Expectancy: An anticipation concerning future events or relationships.
Experiential processing: Thought that is passive, effortless, and automatic.
Experiment: Procedure used to test the effects of a treatment.
Experimental Group: Group that receives treatment during an experiment
Experimental method: Investigating causes of behavior through controlled experimentation.
Extinction: The weakening of a conditioned response through removal of reinforcement.
Feedback: Information on the results of one’s efforts
Five-factor model: Proposes that there are five universal dimensions of personality.
Fixation : A state in which a person remains attached to objects or activities more appropriate for an earlier stage of psychosexual development.
Flashbulb memory: Memory created at times of high emotion that seems especially vivid.
Free Association: The therapeutic method in which a patient gives a running account of thoughts, wishes, physical sensations, and mental images as they occur
Frequency theory: Holds that tones up to 4,000 hertz are converted to nerve impulses that match the frequency of each.
Frustration-aggression hypothesis: States that frustration tends to lead to aggression.

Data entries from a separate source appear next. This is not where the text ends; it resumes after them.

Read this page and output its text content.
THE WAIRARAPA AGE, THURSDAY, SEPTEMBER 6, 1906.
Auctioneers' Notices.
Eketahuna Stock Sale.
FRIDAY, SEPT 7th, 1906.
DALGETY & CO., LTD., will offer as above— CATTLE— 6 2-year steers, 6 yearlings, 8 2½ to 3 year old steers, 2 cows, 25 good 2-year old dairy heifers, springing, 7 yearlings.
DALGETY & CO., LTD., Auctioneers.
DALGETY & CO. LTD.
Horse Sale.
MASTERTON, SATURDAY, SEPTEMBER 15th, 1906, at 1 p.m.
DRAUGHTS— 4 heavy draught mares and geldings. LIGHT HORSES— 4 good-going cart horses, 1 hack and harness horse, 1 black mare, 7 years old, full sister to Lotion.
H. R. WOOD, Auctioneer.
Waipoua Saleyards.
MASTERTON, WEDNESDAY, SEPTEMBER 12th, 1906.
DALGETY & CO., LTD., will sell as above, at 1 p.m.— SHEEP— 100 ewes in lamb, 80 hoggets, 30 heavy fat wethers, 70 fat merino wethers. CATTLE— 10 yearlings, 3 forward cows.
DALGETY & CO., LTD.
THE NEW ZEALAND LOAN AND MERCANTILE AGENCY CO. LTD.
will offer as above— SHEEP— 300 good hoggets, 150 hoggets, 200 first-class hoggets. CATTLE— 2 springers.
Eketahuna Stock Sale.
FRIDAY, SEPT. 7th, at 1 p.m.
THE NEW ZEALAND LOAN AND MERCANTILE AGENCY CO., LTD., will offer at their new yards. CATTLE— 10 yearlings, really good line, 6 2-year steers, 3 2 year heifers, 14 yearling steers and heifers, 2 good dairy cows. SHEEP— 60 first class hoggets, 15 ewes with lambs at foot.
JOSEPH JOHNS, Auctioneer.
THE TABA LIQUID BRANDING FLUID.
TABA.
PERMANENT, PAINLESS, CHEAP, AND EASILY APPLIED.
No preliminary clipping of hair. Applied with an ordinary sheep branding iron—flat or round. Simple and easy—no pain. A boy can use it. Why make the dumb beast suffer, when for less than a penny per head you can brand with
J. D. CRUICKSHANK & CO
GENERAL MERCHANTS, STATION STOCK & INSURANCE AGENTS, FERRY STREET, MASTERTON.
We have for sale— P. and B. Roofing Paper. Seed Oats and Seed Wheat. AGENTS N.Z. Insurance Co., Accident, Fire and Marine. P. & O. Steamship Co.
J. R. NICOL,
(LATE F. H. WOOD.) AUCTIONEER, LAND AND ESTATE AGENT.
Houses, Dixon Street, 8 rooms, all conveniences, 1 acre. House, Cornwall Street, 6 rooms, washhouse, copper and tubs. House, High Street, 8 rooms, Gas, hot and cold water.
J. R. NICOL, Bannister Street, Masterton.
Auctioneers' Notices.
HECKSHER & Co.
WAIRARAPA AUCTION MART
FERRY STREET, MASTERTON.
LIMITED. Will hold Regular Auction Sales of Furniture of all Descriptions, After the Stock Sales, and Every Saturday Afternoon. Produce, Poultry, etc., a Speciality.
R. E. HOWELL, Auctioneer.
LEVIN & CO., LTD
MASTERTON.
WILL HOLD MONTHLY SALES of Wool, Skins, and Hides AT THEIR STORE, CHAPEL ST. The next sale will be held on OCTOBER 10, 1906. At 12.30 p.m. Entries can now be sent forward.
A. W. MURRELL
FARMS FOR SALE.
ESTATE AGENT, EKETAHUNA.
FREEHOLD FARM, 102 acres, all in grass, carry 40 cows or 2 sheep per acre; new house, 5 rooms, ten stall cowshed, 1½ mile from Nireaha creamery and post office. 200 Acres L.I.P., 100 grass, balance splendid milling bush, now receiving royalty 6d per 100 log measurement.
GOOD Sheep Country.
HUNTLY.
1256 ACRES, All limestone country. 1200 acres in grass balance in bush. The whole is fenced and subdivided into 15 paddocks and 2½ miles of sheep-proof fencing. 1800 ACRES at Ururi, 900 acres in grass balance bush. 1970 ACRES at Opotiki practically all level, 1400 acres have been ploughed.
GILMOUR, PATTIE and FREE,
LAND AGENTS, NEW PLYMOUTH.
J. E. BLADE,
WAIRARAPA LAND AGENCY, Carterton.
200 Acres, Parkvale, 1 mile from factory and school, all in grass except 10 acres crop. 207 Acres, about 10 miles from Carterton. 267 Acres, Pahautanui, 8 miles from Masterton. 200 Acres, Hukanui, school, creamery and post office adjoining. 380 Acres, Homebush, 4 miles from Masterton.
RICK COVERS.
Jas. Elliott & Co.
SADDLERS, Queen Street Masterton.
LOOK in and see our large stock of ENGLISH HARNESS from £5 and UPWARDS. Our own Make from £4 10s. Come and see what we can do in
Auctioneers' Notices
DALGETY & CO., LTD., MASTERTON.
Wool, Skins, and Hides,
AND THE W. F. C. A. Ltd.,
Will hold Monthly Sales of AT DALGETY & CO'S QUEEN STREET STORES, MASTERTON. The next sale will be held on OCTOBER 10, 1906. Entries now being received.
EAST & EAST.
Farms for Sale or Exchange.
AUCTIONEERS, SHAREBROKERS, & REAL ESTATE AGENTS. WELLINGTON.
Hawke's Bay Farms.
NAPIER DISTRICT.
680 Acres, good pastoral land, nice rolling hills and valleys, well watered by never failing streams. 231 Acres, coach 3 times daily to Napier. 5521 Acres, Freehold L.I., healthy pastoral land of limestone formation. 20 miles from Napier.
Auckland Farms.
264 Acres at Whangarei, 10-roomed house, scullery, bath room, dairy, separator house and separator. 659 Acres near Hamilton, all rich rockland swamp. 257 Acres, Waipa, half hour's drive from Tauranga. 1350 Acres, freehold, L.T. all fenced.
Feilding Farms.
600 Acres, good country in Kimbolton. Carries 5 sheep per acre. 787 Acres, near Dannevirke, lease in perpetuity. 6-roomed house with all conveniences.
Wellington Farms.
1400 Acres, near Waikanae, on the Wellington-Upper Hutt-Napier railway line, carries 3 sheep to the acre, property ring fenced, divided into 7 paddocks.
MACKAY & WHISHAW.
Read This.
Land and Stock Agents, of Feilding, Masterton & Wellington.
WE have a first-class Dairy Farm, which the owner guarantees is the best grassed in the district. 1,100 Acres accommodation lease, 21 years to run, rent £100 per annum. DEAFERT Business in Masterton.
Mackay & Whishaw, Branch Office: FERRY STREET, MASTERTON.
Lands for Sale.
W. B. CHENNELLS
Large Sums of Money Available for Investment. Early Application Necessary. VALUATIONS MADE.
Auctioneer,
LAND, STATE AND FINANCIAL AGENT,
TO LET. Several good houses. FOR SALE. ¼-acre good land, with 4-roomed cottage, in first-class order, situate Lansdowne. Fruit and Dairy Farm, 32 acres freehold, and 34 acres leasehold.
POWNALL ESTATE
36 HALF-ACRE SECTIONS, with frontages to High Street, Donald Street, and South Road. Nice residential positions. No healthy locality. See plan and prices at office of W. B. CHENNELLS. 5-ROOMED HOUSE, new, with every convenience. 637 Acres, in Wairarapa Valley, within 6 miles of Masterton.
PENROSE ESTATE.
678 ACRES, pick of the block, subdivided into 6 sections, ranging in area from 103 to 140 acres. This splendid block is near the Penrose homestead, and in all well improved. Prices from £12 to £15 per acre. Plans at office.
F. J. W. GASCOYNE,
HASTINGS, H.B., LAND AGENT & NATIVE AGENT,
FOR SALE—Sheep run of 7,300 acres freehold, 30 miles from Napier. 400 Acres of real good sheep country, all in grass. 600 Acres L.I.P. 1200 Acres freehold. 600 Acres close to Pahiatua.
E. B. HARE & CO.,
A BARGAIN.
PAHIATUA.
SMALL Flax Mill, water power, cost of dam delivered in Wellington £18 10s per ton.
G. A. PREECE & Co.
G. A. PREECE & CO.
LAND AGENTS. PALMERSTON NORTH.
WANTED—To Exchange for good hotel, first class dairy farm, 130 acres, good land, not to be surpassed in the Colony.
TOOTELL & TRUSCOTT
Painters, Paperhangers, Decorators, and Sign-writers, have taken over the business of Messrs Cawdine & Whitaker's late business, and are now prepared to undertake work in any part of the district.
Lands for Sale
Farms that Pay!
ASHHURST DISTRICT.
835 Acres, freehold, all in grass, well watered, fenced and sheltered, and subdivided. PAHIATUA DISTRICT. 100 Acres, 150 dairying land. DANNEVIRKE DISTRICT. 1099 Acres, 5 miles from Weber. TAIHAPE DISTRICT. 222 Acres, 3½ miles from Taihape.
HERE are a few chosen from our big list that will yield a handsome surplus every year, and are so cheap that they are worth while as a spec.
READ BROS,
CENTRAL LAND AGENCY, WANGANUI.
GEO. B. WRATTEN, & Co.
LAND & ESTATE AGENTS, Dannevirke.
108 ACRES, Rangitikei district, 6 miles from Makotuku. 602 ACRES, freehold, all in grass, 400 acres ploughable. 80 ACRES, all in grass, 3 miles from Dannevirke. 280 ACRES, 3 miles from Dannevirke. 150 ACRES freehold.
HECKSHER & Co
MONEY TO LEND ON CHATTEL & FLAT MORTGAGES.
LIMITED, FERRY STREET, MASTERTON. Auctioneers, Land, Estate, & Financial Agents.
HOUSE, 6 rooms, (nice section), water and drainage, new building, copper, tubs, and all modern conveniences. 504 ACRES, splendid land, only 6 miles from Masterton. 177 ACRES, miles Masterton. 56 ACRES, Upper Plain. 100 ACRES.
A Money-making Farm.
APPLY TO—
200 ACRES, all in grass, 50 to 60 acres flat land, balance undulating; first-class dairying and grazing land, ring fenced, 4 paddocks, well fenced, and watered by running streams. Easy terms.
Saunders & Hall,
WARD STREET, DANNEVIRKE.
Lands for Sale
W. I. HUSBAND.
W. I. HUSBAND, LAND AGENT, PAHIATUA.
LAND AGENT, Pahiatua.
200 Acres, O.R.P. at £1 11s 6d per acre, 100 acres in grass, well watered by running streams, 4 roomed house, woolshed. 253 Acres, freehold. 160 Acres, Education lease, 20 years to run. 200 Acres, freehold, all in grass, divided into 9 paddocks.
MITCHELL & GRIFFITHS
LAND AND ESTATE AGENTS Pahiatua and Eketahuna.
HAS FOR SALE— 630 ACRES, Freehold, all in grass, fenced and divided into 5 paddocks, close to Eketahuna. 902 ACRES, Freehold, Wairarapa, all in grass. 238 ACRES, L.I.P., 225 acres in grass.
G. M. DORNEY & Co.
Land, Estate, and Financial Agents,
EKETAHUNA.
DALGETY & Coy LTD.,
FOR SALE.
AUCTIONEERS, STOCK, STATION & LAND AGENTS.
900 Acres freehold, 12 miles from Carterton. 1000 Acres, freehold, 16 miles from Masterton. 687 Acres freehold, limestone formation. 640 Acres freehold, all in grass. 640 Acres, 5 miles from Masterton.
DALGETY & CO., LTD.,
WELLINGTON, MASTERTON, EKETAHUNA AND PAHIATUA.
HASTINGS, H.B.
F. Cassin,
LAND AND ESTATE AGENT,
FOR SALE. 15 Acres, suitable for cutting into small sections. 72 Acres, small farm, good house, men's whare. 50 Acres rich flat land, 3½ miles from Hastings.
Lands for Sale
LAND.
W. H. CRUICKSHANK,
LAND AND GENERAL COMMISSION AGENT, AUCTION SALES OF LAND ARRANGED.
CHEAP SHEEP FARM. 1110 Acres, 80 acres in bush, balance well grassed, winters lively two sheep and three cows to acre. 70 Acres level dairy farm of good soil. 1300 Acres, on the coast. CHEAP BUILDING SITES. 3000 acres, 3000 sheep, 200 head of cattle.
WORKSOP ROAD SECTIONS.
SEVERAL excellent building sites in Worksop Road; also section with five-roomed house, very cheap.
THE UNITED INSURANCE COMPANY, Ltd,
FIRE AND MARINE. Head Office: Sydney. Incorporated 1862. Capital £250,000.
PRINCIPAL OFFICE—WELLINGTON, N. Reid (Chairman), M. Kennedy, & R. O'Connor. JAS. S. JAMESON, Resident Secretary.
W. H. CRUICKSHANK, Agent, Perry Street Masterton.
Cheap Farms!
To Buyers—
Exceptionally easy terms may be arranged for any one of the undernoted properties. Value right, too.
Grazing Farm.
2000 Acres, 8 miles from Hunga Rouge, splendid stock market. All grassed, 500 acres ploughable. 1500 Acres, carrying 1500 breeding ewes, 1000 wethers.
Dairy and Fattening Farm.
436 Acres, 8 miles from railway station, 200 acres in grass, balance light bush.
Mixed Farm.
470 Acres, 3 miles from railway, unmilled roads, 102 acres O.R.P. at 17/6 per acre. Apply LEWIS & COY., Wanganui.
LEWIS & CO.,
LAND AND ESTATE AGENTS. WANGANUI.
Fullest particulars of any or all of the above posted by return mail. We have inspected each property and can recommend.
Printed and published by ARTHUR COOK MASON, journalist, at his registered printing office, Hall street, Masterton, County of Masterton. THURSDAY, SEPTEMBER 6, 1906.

Functional Fixedness: Block to solving problems caused by an inability to see new uses for familiar objects or ideas.
Genes: Specific areas on a strand of DNA that carry hereditary information.
Gestalt psychology: A school of psychology emphasizing the study of thinking, learning, and perception in whole units, not by analysis into parts.
Gestalt Therapy : Therapy that focuses on ways to unite mind and body to make a person whole
Giftedness: Either the possession of a high IQ or special talents or aptitudes.
Groupthink: A compulsion by members of decision-making groups to maintain agreement, even at the cost of critical thinking.
Growth needs: In Maslow’s hierarchy, the higher-level needs associated with self – actualization.
Hallucination: An imaginary sensation—such as seeing, hearing, or smelling something that does not exist in the external world.
Health psychology: Study of the ways in which cognitive and behavioral principles can be used to prevent illness and promote health.
Heredity: The biological transmission of traits from parents to offspring
Hippocampus: A part of the limbic associated with storing memories.
Homeostasis: A steady state of body equilibrium.
Hormone: A glandular secretion that affects bodily functions or behavior.